Stefanovski Leon, Meier Jil Mona, Pai Roopa Kalsank, Triebkorn Paul, Lett Tristram, Martin Leon, Bülau Konstantin, Hofmann-Apitius Martin, Solodkin Ana, McIntosh Anthony Randal, Ritter Petra
Berlin Institute of Health at Charité - Universitätsmedizin Berlin, Berlin, Germany.
Charité - Universitätsmedizin Berlin, Corporate Member of Freie Universität Berlin and Humboldt-Universität zu Berlin, Department of Neurology with Experimental Neurology, Brain Simulation Section, Berlin, Germany.
Front Neuroinform. 2021 Apr 1;15:630172. doi: 10.3389/fninf.2021.630172. eCollection 2021.
Despite the acceleration of knowledge and data accumulation in neuroscience over the last years, the highly prevalent neurodegenerative disease of AD remains a growing problem. Alzheimer's Disease (AD) is the most common cause of dementia and represents the most prevalent neurodegenerative disease. For AD, disease-modifying treatments are presently lacking, and the understanding of disease mechanisms continues to be incomplete. In the present review, we discuss candidate contributing factors leading to AD, and evaluate novel computational brain simulation methods to further disentangle their potential roles. We first present an overview of existing computational models for AD that aim to provide a mechanistic understanding of the disease. Next, we outline the potential to link molecular aspects of neurodegeneration in AD with large-scale brain network modeling using The Virtual Brain (www.thevirtualbrain.org), an open-source, multiscale, whole-brain simulation neuroinformatics platform. Finally, we discuss how this methodological approach may contribute to the understanding, improved diagnostics, and treatment optimization of AD.

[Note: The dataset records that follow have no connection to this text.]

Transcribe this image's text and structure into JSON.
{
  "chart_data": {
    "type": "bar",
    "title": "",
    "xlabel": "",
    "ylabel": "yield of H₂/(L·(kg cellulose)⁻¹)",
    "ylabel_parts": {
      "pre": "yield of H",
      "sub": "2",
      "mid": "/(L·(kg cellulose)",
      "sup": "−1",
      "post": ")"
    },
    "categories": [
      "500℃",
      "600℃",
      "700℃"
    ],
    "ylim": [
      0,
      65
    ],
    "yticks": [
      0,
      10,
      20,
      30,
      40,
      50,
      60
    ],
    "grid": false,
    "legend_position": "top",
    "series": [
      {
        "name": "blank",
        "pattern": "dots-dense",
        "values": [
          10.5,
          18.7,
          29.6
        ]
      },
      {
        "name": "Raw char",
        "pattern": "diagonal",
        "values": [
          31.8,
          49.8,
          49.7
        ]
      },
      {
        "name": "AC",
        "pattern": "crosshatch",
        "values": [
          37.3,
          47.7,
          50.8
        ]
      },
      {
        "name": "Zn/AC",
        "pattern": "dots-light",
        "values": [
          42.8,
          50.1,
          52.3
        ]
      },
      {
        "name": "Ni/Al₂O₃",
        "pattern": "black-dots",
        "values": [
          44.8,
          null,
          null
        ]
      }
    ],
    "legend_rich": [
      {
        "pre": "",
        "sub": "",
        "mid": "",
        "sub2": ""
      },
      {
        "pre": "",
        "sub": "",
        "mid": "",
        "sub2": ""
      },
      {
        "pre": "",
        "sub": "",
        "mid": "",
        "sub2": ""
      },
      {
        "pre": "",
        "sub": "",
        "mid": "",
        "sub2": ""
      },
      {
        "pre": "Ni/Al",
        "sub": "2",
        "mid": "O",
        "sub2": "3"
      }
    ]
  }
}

尽管在过去几年里神经科学领域的知识和数据积累加速,但高度流行的神经退行性疾病——阿尔茨海默病(AD)仍然是一个日益严重的问题。阿尔茨海默病是痴呆最常见的病因,也是最普遍的神经退行性疾病。目前,针对AD缺乏疾病修饰治疗方法,对疾病机制的理解仍不完整。在本综述中,我们讨论了导致AD的潜在因素,并评估了新的计算脑模拟方法,以进一步厘清它们的潜在作用。我们首先概述了现有的AD计算模型,这些模型旨在提供对该疾病的机制性理解。接下来,我们概述了利用开源、多尺度、全脑模拟神经信息学平台“虚拟大脑”(www.thevirtualbrain.org)将AD神经退行性变的分子层面与大规模脑网络建模联系起来的潜力。最后,我们讨论了这种方法如何有助于理解、改进AD的诊断和优化治疗。